While some customers only have one certificate, many chose to buy as many as possible, fearing they wouldn’t go on sale for long.

Steve Parker, 65, and his wife, from Surrey, have 25 of the certificates. These are a combination of three- and five-year issues.

Dream rate: NS&I’s Index-Tied Savings Certificates pay up to 12.34% interest – tax-free and risk-free

He says they have invested the maximum of £15,000 on each occasion. When a certificate approaches the expiration date, they roll it over and renew it.

Their initial cumulative investment of £375,000 is currently valued at a shadow of less than £600,000 – the profit of £225,000 is completely tax free.

He adds: ‘I wish we’d started investing sooner – these should definitely be the crème de la crème of investments right now, as they now pay about 10 percent tax-free, with no risk to your capital.

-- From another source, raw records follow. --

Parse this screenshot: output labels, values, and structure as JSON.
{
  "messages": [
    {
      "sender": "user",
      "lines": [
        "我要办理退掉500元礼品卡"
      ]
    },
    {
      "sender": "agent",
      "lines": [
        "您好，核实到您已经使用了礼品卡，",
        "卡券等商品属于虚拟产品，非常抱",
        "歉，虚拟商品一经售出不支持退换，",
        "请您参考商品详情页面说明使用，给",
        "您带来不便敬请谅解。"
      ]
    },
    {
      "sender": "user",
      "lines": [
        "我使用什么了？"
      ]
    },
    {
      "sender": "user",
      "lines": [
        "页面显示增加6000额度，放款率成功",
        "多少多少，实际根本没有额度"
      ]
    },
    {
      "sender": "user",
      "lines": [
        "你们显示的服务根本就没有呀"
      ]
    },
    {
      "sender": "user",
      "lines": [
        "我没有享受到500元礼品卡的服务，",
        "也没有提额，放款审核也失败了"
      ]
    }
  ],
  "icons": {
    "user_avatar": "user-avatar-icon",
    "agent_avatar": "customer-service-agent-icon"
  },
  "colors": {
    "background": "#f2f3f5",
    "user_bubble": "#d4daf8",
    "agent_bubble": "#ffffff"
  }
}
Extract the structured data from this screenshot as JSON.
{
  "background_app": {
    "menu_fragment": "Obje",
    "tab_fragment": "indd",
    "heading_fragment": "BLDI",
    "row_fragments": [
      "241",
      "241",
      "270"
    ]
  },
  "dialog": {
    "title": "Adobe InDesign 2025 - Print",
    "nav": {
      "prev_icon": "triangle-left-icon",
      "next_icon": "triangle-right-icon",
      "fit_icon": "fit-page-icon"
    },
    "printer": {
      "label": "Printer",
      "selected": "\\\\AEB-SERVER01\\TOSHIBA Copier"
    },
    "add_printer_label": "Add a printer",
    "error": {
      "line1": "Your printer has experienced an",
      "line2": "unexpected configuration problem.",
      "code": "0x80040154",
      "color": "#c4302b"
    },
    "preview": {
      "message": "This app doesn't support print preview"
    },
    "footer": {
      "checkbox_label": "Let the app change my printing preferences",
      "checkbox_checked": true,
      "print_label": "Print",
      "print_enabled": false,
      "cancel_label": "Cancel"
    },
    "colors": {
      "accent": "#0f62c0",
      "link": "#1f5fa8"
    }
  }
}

Awesome.’

Others said they opened the certificates after reading Money Mail.

Steven McKinstry, 66, from Belfast, is one of them. He opened three certificates about 12 years ago with £45,000, now worth £66,023, heeding a warning that they would be withdrawn from sale.

When interest rates fell, he says he was tempted to cash in but eventually stuck with it.

Ann, who contacted Money Mail via email, says: ‘On the advice of my then financial adviser, I invested £15,000 in a three-year issue in July 2007. By June 2010 this had risen to £17,898.

‘As the balance increased over the years to over £20,000, I have withdrawn all interest up to £2,000 and reinvested a little over £20,000 every three years.

The due date in July this year showed a balance of £22,397. One of the best investments I’ve made in recent years.’

The huge interest on the certificates this year means that savers who have held them are the only ones who manage to beat double-digit inflation.

Despite months-long rate hikes, the best three-year fixed-rate savings account pays 5 percent, while the best five-year savings account pays 5.1 percent.

Meanwhile, tax-free cash offers Isas less.

The top three-year fix is ​​4.41 percent and five-year is 4.31 percent.

NS&I has a three-year green fixed bond that pays 3 percent, a Direct Saver with an interest of 1.8 percent and an Isa equivalent of 1.75 percent.

The underlying interest rate on the popular Premium Bonds is 2.2 percent.

l.boyce@dailymail.co.uk

Some links in this article may be affiliate links. If you click on it, we can earn a small commission. That helps us fund This Is Money and use it for free. We do not write articles to promote products. We do not allow any commercial relationship to affect our editorial independence.

The post Meet the savvy band of NS&I savers earning 12.34% interest appeared first on WhatsNew2Day.